第20話 【曙色の夢】発車の姉

 夢を見ている。


 青い空を黒い剣が巨大な青い盾を持った赤い人型を乗せて飛んで往く。


 =ナンバー20、俺が敗走したことは皆には黙っておいてくれ。

 =ナンバー7、言いふらしたりなどしない。それに敗走ではなく戦略的撤退だ。


 赤い人型が通信で会話しているのに意味もなくコソコソ話をする様に黒い剣へお願いしているが、黒い剣は赤い人型の認識違いを指摘している。


 =ナンバー20! 仲間内で俺だけ負けてるのは恥ずかしいだろうが!

 =ナンバー7、目的を達成しているのだから、問題無いと思うが……。


 赤い人型が黒い剣の上で巨大な青い盾を持ったまま頭を抱えて首を振りイヤイヤをするので、黒い剣はちょっと鬱陶うっとうしそうにしながら飛んで往く。


 #####


 意識が浮かび上がってくる。


 意外な夢を見た。


 ナンバー20が言うには問題無いのだろうけど、ナンバーが負けるというのは意外な事だった。


 だが今はそんな事よりも俺の現状に問題がある。


 俺のお腹の上では一定のリズムで魔石通信を打ち込む音が聞こえて、音と共に微妙に衝撃が伝わってくる。そして背中には暖かく、柔らかいベットシーツ以外の物が敷かれている。


 目を開いて少し薄暗い周囲を伺えば、俺は腹に魔石通信を置かれて簡易の机にされていた!?

 上着の背中部分がまくられていて、その部分で接触を保っているらしい。


「ようやく起きたのね。ちょっと借りてるわ」


 俺が起きたことに気が付いたローズが魔石通信に目線を固定したまま、黒いマントの裾を持ち上げて声を掛けてくる。魔石通信の光で青白く浮かび上がる彼女の顔は赤い目が爛々と輝いている。

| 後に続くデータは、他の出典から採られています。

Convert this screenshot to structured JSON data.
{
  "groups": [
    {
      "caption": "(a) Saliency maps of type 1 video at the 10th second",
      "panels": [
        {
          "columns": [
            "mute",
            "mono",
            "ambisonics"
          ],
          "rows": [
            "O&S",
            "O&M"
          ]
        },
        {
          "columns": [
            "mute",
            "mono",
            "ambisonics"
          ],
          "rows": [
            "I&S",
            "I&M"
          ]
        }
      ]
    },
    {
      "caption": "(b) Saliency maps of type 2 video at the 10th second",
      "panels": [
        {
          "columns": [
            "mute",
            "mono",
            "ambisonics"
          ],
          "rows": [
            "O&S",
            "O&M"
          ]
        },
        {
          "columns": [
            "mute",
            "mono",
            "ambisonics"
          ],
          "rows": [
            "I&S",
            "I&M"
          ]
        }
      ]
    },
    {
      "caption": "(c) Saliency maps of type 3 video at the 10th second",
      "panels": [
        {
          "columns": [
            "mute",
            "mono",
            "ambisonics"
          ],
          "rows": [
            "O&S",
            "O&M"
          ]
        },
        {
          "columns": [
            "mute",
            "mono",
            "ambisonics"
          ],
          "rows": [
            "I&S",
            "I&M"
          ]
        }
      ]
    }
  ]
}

 どうやら前回の膝枕から退化して人の事を魔石通信の台にしてくれたらしい。


 しかしお腹の上で魔石通信を使っているのならローズの足の位置は背中なので、頭の位置が妙に高いような気がする。布団でも敷いてくれたのか?


 なんてことを考えていると、上から楽し気なおねえちゃんの声が降ってきた。


「クロ、起きたの~? おはよ~」

「おはようおねえちゃん、ローズ」


 

 寝ぼけ眼で挨拶を返した俺を二人して面白そうに見下ろしてくる。


「おはよう、クロ。もう少し待って、キリの良い所まで終わらせるわ」 

「ああ、毎回助かるローズ。悪夢に比べればこの位の事は安いものだ」


 ローズが赤い目を片方閉じてウィンクする事で俺の感謝の言葉に返事すると、再び魔石通信の文章作成に集中する。


 緑の目を優し気に細めたおねえちゃんが、上から俺の事を覗き込んできた。どうやら二人がかりで俺を乗せることで、重量を分散していたみたいだ。

 大戦士の力をもってしても姿勢を変えない事で起きる足の痺れから逃れることは出来ないので良いやり方だ。


 俺の上には予備のマントがかけてあり、窓が一枚割れていることによる寒さをシャットアウトしている。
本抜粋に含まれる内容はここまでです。